The Popper papers, 18/4/1993 (original) (raw)
letter from Andrew Malcolm to Professor Sir Karl Popper, C.H., 18th April 1993
From: Andrew Malcolm, XXXXX, Brighton
To: Professor Sir Karl Popper
136 Welcomes Road,
Kenley,
Surrey CR8 5HH
18th April 1993
Dear Professor Popper,
My deepest thanks for your telephone call last Saturday and for your views on Making Names. It is an honour to have your criticism of the book at all, never mind your interest in its core idea and inspiration. It is great at last to have discovered someone else to whom my Electra seems to speak as she has spoken to me during these many (20+) dark years, and truly wonderful that that someone should be you. There have been few such others and none, of course, at Oxford, whose critics all liked everything but the play.

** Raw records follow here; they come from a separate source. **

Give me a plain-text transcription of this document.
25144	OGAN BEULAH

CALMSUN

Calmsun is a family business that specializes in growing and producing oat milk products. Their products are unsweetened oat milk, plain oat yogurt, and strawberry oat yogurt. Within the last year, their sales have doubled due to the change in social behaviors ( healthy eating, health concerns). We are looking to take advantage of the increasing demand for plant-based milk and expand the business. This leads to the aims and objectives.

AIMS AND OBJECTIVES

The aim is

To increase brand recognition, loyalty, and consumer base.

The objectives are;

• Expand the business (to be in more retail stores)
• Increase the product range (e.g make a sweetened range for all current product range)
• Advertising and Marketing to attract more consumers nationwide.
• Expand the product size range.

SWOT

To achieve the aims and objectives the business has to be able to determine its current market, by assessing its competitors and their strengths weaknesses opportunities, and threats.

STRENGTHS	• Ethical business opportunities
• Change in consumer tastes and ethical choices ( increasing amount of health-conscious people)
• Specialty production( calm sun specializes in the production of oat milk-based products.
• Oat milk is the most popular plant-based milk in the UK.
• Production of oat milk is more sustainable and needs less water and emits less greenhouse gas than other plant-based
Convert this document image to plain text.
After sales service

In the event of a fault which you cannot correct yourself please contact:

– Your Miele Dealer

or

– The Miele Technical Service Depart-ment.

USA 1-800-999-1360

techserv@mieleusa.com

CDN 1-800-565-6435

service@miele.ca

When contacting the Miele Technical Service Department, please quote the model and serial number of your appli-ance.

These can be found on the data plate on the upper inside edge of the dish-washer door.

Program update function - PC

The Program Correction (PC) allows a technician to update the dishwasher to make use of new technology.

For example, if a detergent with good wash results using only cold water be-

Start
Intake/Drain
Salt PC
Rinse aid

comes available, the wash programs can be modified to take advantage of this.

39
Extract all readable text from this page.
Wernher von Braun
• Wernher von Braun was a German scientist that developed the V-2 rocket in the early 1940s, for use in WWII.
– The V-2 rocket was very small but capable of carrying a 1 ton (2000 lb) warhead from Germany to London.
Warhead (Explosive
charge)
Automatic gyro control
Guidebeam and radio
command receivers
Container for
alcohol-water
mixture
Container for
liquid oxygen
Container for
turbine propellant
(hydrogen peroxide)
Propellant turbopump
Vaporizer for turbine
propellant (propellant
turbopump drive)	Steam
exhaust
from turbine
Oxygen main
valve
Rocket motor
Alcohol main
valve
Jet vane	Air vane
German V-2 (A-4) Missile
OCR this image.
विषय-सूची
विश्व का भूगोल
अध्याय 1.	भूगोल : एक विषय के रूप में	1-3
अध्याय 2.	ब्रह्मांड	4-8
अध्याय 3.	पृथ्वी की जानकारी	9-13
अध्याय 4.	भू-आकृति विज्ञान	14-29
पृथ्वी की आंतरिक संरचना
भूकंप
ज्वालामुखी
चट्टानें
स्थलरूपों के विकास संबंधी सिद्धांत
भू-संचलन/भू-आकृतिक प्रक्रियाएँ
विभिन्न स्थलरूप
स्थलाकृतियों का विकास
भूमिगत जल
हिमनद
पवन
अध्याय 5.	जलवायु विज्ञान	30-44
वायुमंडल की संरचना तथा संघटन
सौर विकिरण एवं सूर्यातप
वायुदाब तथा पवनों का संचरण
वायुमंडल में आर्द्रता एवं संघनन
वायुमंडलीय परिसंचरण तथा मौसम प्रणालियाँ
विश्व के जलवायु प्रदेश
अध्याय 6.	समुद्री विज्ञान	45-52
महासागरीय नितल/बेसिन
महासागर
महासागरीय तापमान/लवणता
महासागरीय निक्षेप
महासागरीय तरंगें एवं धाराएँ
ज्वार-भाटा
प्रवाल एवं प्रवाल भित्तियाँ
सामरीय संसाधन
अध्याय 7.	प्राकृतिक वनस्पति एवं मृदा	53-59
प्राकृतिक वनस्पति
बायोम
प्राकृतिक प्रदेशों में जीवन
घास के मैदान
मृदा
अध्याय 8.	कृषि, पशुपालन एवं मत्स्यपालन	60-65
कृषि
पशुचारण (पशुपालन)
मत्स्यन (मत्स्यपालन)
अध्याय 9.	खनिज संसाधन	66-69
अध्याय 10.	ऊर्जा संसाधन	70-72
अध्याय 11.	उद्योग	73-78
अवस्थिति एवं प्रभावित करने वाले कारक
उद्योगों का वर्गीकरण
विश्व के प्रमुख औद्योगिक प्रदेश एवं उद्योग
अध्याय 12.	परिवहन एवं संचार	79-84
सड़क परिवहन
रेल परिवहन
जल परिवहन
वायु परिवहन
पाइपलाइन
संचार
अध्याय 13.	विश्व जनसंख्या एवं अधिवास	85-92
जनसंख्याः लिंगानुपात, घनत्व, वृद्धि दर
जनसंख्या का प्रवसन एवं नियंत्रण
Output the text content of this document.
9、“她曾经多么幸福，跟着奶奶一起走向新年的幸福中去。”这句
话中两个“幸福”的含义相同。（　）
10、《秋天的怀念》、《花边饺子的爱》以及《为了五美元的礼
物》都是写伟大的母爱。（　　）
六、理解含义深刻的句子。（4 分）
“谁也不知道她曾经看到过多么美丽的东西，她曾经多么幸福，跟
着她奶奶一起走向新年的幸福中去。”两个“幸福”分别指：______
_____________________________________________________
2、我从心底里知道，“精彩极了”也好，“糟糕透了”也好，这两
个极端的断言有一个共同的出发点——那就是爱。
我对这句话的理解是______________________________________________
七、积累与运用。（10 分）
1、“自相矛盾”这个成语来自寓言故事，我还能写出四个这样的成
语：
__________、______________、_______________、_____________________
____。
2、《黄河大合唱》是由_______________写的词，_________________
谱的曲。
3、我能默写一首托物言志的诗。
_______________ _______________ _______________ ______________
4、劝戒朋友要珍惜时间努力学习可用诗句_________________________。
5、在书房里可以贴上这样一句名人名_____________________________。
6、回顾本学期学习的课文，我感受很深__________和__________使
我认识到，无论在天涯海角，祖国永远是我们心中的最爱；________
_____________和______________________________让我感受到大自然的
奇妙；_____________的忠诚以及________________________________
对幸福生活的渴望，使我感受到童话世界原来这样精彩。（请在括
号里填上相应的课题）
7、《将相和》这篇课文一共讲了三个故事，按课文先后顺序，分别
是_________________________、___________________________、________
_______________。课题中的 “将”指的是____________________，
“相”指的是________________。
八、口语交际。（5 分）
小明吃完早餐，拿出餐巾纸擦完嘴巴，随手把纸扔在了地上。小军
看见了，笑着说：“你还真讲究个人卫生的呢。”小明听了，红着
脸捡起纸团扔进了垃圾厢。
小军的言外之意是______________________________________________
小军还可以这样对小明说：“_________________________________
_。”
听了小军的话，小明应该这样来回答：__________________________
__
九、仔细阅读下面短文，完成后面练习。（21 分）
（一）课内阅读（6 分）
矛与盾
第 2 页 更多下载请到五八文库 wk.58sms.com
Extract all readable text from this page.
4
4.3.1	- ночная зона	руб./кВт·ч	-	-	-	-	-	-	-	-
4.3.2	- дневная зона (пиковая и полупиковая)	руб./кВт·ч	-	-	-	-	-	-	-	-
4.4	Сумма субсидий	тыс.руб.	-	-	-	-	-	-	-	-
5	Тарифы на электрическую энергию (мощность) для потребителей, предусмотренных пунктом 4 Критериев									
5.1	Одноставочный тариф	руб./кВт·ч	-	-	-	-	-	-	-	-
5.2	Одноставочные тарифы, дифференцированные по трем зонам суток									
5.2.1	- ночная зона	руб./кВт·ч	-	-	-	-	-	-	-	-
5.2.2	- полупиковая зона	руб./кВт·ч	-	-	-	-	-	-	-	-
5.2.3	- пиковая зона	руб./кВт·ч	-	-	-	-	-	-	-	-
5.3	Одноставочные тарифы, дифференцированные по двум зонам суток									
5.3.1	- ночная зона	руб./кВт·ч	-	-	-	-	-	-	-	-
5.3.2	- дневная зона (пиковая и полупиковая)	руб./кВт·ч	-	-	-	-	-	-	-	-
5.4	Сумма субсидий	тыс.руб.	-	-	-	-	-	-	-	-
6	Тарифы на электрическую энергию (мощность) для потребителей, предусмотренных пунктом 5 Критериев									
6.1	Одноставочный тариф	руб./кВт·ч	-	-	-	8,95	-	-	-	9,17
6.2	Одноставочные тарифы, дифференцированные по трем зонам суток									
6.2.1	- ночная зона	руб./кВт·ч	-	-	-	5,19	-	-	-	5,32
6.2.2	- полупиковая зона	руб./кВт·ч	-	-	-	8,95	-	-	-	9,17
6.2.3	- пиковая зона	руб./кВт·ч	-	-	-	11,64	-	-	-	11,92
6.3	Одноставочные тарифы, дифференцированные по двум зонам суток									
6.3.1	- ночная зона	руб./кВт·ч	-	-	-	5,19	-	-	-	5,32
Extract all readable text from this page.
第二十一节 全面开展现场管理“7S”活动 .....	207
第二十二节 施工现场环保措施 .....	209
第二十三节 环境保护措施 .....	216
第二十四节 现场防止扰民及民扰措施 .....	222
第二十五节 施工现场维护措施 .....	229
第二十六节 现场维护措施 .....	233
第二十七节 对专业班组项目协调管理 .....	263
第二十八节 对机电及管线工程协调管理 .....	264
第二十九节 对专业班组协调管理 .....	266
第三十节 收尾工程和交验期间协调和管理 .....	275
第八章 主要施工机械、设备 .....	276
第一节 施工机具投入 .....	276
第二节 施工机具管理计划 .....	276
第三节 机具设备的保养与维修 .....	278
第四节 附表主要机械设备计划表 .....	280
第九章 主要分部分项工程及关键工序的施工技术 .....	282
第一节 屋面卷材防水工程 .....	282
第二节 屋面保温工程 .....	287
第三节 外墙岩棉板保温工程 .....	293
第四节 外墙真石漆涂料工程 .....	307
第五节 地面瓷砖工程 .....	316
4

I have taken the liberty of summarizing your views in a letter (copy enclosed) to my one serious contact in the newspaper world, Laurence Marks of The Observer. He wrote to me recently saying that he was going to reopen the story (I think with a "Who runs OUP?" angle) and was interested in the news that editor Henry Hardy had, after all that dreadful betrayal, nevertheless written to me reaffirming his faith in the book. I am sure he will also be interested in your opinion and may write to you about it, or perhaps even ask to see you. If he does so, I do hope it will not trouble you unduly; he is a very decent and responsible man and, I think, an excellent journalist.
As I say in my letter to him, I look forward to a careful consideration of your charge of 'moral relativism' or 'apparent moral relativism', but at the moment my mind is both groggy and awhirl with distractions: my eye (and consequent reading) problem, my (first ever) trip to the USA, and a number of more mundane upheavals are conspiring to postpone my proper defence, probably until the end of May. Also, perhaps I should have from you a little more on exactly what you mean by that phrase (I have, of course, your Heraclitian version in The Open Society) and your own evidence for it in Making Names.
Insofar as a moral position at all can be culled from the book or from Cause's views, I thought I had been careful, for the sort of reasons you urge, not to make him a relativist, even though this in some ways apparently goes against his grain (I am thinking of the exchanges on pages 245-250). On the other hand, it may be that in the end your charges will stick and even that I will be happy for some of them to stick: I myself am probably more morally agnostic than Cause and I'm certainly more so now than I was ten years ago. However, my belief all through has been that the power of Electra (and the paradox of its authorship by Cause) would in a peculiarly powerful, accessible way eclipse any earlier inconsistencies, the potentially endless roller-coaster of argument, perhaps even argument itself, and do so in a way that is immune to untutored misinterpretation.
You may here be interested in an early exchange of letters I had with Henry Hardy, in which he wrote (18/3/85): "If we (OUP) have anxieties, they are about the longish slabs of straight science and about the interpolation of the play about Electra in the last chapter...", and I replied (23/3/85): "The remark I found most worrying in your letter was the suggestion that Electra goes on to long. As far as I am concerned, Electra is what the whole book is about. I would axe chapters 1-8 before I axed chapter 9. Chapters 1-8 are in a way just the footnotes to play-text." Alan Ryan later described Electra as being "an unnecessary excrescence".
At risk of sounding like a relativist: one cannot win!